I thought more about Tasha, about what I had done for her. "Then let Dave come with you, or move to Madison with him. Sometimes you have to make sacrifices for love."
She shook her head. "Not like that. Giving up my dream for Dave, or asking him to give up his -- that's as bad as murder. Dave needs someone who will share his dream, not steal it. So do I. You didn't know me before I started dancing. My parents had just divorced, and nothing made sense until I danced. It's who I am. I can't give it up, any more than I can give up breathing. I love Dave too much to steal his dreams, and he thought... you thought..." She trailed off.
"...
that you didn't love him," I finished for her
.
Her eyes closed and her jaw tightened. "I was wrong," I added.
She flashed a wan smile. "That's the first time I ever heard you admit that. You've no idea how much that means. Thank you."
"Why is it important for you that I understand this?"
Sarah hesitated, but when the words came, her tone was pleading, and her eyes were wide and beseeching, staring into mine. "What if I'm wrong?

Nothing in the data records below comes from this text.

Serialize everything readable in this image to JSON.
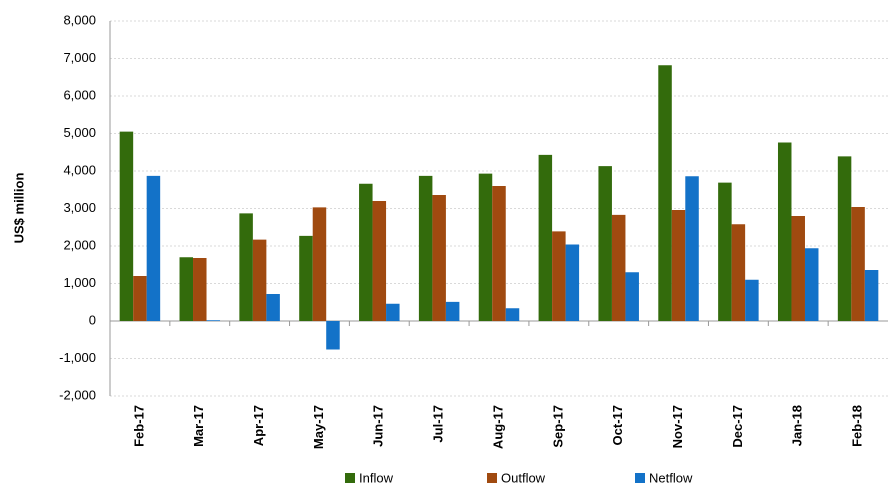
{
  "chart_data": {
    "type": "bar",
    "y_label": "US$ million",
    "categories": [
      "Feb-17",
      "Mar-17",
      "Apr-17",
      "May-17",
      "Jun-17",
      "Jul-17",
      "Aug-17",
      "Sep-17",
      "Oct-17",
      "Nov-17",
      "Dec-17",
      "Jan-18",
      "Feb-18"
    ],
    "series": [
      {
        "name": "Inflow",
        "color": "#336b0c",
        "values": [
          5050,
          1700,
          2870,
          2270,
          3660,
          3870,
          3930,
          4430,
          4130,
          6820,
          3690,
          4760,
          4390
        ]
      },
      {
        "name": "Outflow",
        "color": "#a04a10",
        "values": [
          1200,
          1680,
          2170,
          3030,
          3200,
          3360,
          3600,
          2390,
          2830,
          2960,
          2580,
          2800,
          3040
        ]
      },
      {
        "name": "Netflow",
        "color": "#1372c8",
        "values": [
          3870,
          20,
          720,
          -760,
          460,
          510,
          340,
          2040,
          1300,
          3860,
          1100,
          1940,
          1360
        ]
      }
    ],
    "ylim": [
      -2000,
      8000
    ],
    "yticks": [
      {
        "value": -2000,
        "label": "-2,000"
      },
      {
        "value": -1000,
        "label": "-1,000"
      },
      0,
      {
        "value": 1000,
        "label": "1,000"
      },
      {
        "value": 2000,
        "label": "2,000"
      },
      {
        "value": 3000,
        "label": "3,000"
      },
      {
        "value": 4000,
        "label": "4,000"
      },
      {
        "value": 5000,
        "label": "5,000"
      },
      {
        "value": 6000,
        "label": "6,000"
      },
      {
        "value": 7000,
        "label": "7,000"
      },
      {
        "value": 8000,
        "label": "8,000"
      }
    ],
    "grid": true
  }
}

What if I'm so high maintenance, demanding, and, and... bitchy...?"
"Sarah, you aren't high maintenance
or
demanding."
She punched me in the arm at my omission. "What if there really is only one person... or--" She peered down at her shoes. "And I was lucky enough to meet him young. What if I blew it? What if I made the wrong choice?" She also seemed to be contradicting herself.
"You think you'll be regretting this, is that it?"